Al Gore really started something about 25 years ago when he used his public loudspeaker to scare us all into global warming. As I recall, we were all going to be under water by now. I’ve always been a doubter, because in our history the world has always had temperature ups and downs, due mainly to variations in sun activity.

Besides when I was young most houses had coal-burning furnaces in their cellars, which have all been discarded with modern gas and oil burning furnaces. I’m sure they’re not nearly as dangerous as all those coal burning ones.

One thing has concerned me. That is when they tell us about glacier reduction and other kinds of thawing going on in the colder regions where there is little habitation. No longer burning coal has been a change for the good. What has happened? I’m probably nuts for even having the guts to point this out, but what has changed?

If you were going to hike 10 or 20 miles, you would do it one step at a time, Each step wouldn’t do much for you, and you could undoubtedly ignore the gain any few steps forward helped, but one by one they all add up to 10 or 20 miles. What’s my point? What are we doing now that we have NEVER done before?

I’m celebrating 92 years on this planet. There is one thing which has grown astronomically since I was a kid. That is the spewing of electromagnetic energy everywhere.

When I was a kid the only electromagnetic energy was a few new-born radio stations, and there wasn’t much of that. Today we have more of it than any of us realize. A cell telephone gives off very little electromagnetic energy, but like the single step on a journey, millions of them add up to something.

Electromagnetic waves, for radio and TV are transmitted and others for multitudinous reasons, they permeate our planet’s atmosphere continuously, in just about every frequency capable of making them usable. We use it to control drones, guide airplanes, open our garage doors, call our friends, businesses use it in more ways than I can describe. What do you think all those satellites above earth flood the whole world with? Today the world is completely awash in electromagnetic waves. They are the biggest change in our environment today, more than any of us know or realize.

What has brought the idea to me is when they talk about glaciers melting in Alaska or other frigid zones of the world. First let’s all understand that when electromagnetic waves are radiated, they will set up an electric current in anything they meet that will conduct electricity. That of course is any receiving antenna, or anything else at all that will conduct electricity. Today the atmosphere of the earth is awash in radio waves of every description causing electrical current to flow in places we have never thought of, and perhaps, in even greater strength than we might normally think.

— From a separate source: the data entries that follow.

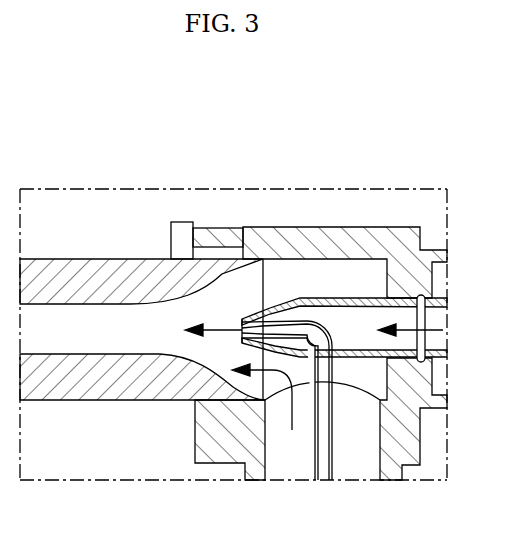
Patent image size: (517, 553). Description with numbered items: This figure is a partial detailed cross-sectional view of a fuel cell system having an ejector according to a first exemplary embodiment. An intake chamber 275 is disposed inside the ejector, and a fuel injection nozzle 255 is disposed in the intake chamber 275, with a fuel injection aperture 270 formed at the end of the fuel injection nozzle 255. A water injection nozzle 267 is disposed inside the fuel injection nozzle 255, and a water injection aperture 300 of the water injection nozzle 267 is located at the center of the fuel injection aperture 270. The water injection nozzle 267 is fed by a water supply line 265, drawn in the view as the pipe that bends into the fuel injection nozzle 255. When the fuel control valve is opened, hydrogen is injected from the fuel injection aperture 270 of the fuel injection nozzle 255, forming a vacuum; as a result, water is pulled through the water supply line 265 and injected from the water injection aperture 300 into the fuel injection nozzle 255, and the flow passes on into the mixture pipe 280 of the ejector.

The fuel injection nozzle 255 is at (362, 297).
The water supply line 265 is at (333, 452).
The water injection nozzle 267 is at (283, 327).
The fuel injection aperture 270 is at (238, 320).
The intake chamber 275 is at (330, 280).
The mixture pipe 280 is at (68, 390).
The water injection aperture 300 is at (238, 338).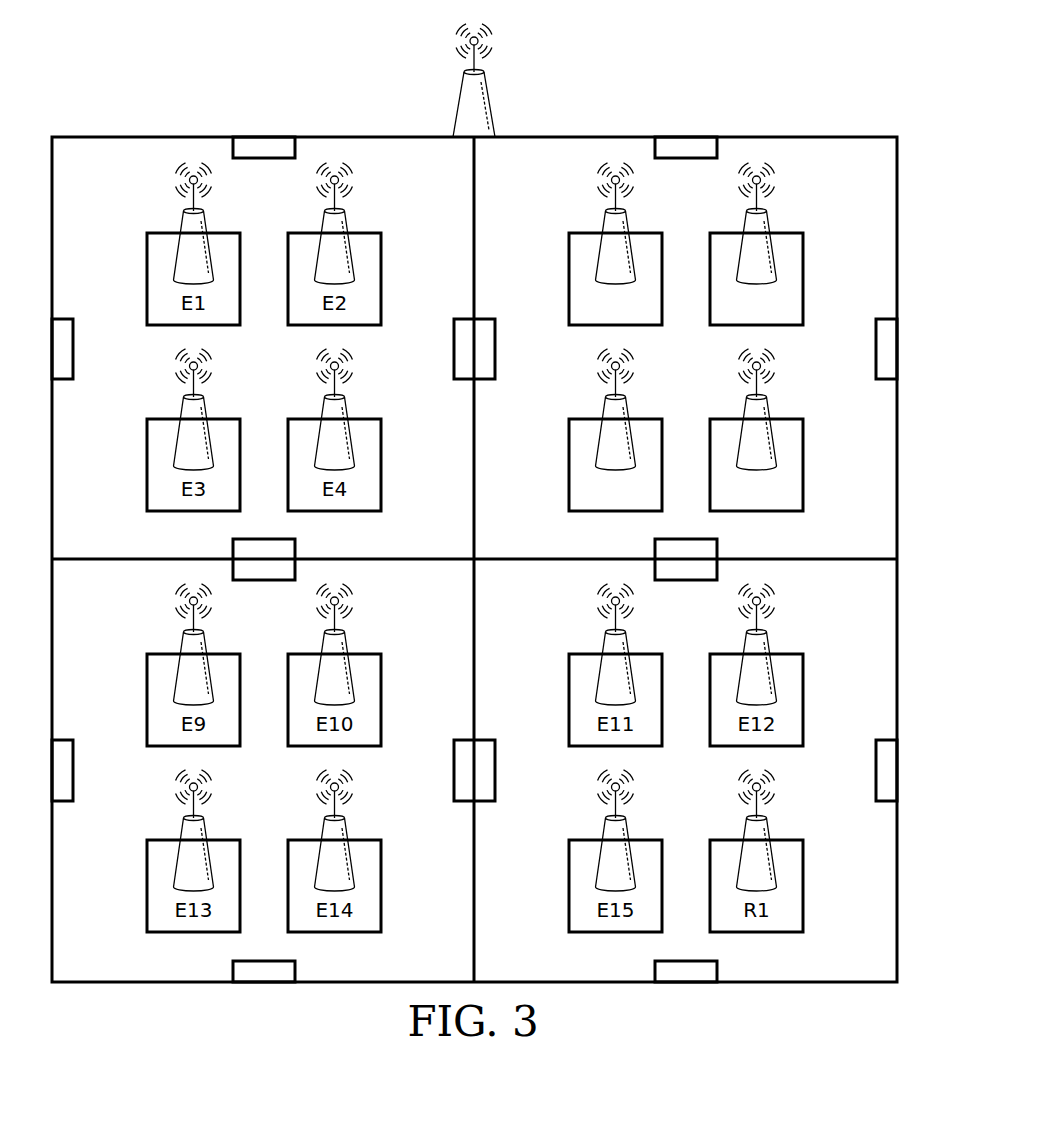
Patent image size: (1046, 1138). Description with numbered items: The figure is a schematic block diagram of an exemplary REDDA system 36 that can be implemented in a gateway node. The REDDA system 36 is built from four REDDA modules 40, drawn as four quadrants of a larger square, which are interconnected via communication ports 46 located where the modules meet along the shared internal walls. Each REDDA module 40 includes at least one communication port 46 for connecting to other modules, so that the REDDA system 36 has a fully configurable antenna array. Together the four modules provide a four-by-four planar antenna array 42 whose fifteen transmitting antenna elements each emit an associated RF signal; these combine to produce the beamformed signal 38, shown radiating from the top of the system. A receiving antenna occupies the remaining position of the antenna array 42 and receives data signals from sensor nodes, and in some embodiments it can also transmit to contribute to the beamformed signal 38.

The REDDA system 36 is at (843, 110).
The beamformed signal 38 is at (437, 91).
The REDDA module 40 is at (192, 135).
The antenna array 42 is at (848, 308).
The communication port 46 is at (463, 335).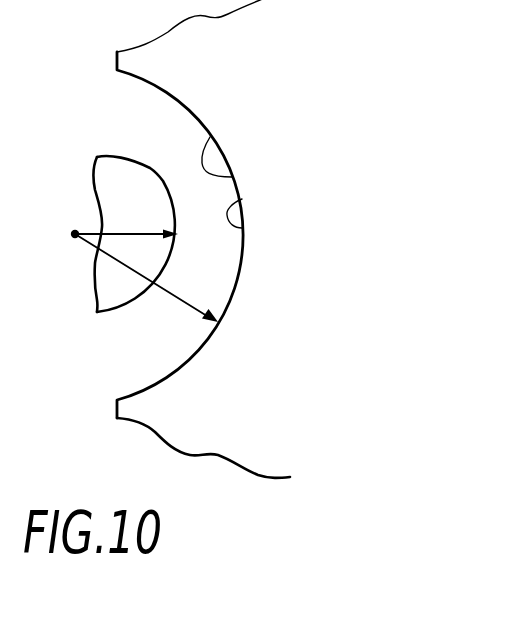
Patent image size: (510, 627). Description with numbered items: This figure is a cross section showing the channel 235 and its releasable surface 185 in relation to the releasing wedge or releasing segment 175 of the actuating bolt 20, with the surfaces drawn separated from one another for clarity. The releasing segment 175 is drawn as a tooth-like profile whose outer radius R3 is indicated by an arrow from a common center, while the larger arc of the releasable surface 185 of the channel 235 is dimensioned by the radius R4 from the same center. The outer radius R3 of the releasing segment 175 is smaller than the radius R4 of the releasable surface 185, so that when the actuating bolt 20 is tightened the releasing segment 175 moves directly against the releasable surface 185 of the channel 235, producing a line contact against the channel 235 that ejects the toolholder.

The actuating bolt 20 is at (112, 205).
The releasing segment 175 is at (173, 205).
The releasable surface 185 is at (242, 199).
The channel 235 is at (210, 137).
The outer radius of the releasing segment R3 is at (140, 232).
The radius of the releasable surface R4 is at (182, 297).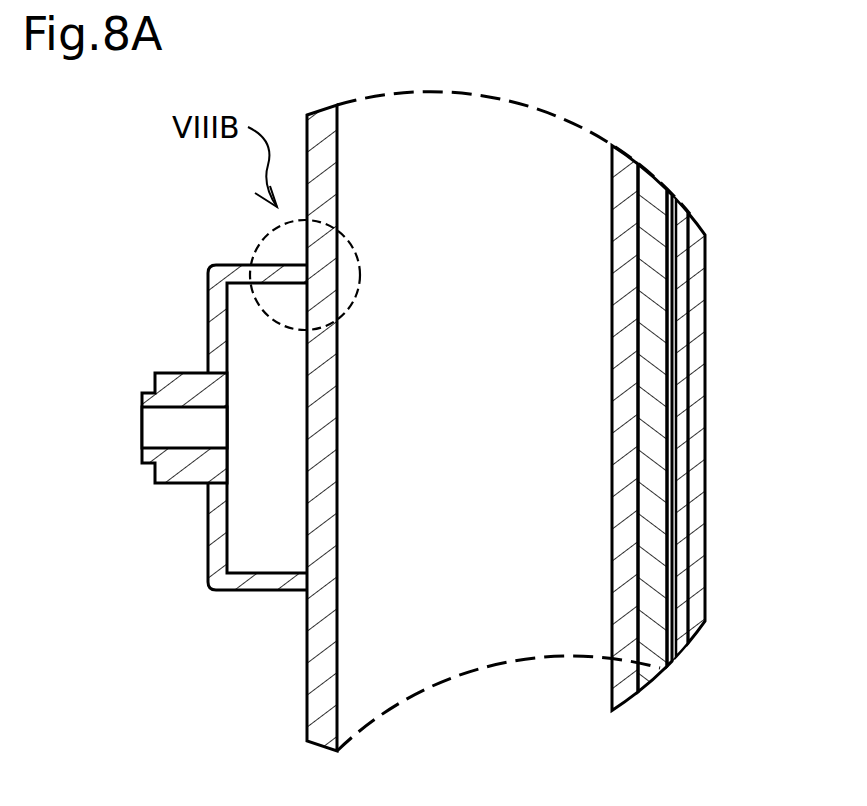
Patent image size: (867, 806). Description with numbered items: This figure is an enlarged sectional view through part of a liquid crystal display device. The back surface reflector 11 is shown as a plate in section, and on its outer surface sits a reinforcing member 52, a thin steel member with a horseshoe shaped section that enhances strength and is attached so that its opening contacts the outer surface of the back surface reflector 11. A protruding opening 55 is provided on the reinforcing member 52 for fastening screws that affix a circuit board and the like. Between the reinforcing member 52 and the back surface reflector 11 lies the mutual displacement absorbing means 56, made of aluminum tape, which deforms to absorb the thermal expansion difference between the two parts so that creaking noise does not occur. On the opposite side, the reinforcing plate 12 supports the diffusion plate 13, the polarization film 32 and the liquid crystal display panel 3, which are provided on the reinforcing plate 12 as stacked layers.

The liquid crystal display panel 3 is at (697, 452).
The back surface reflector 11 is at (315, 703).
The reinforcing plate 12 is at (622, 165).
The diffusion plate 13 is at (655, 193).
The polarization film 32 is at (670, 663).
The reinforcing member 52 is at (213, 572).
The protruding opening 55 is at (157, 374).
The mutual displacement absorbing means 56 is at (305, 535).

What we seldom think about is that a radio wave sets up a current flow in any conductor, of any kind, even in a snow bank full of conducting impurities. Pure water is a natural insulator. However, precipitation especially when snow sets around for long periods as it does in the arctic regions, it takes on many impurities in the form of dust, dirt, etc. It makes one wonder if the slow but sure snow melting in our colder regions is not the result of warming over all, but the result of many tiny, harmless, footsteps of electromagnetic energy which surrounds our planet. I don’t know if we could ever quit using our cell phones, satellites, or other multitudinous control devices simply to save the planet.

Again, I do not wish to alarm anyone, and I’m probably getting in over my head. I just thought that perhaps Al Gore, not being electrically aware, was right for the wrong reason. Oh well. May God bless America.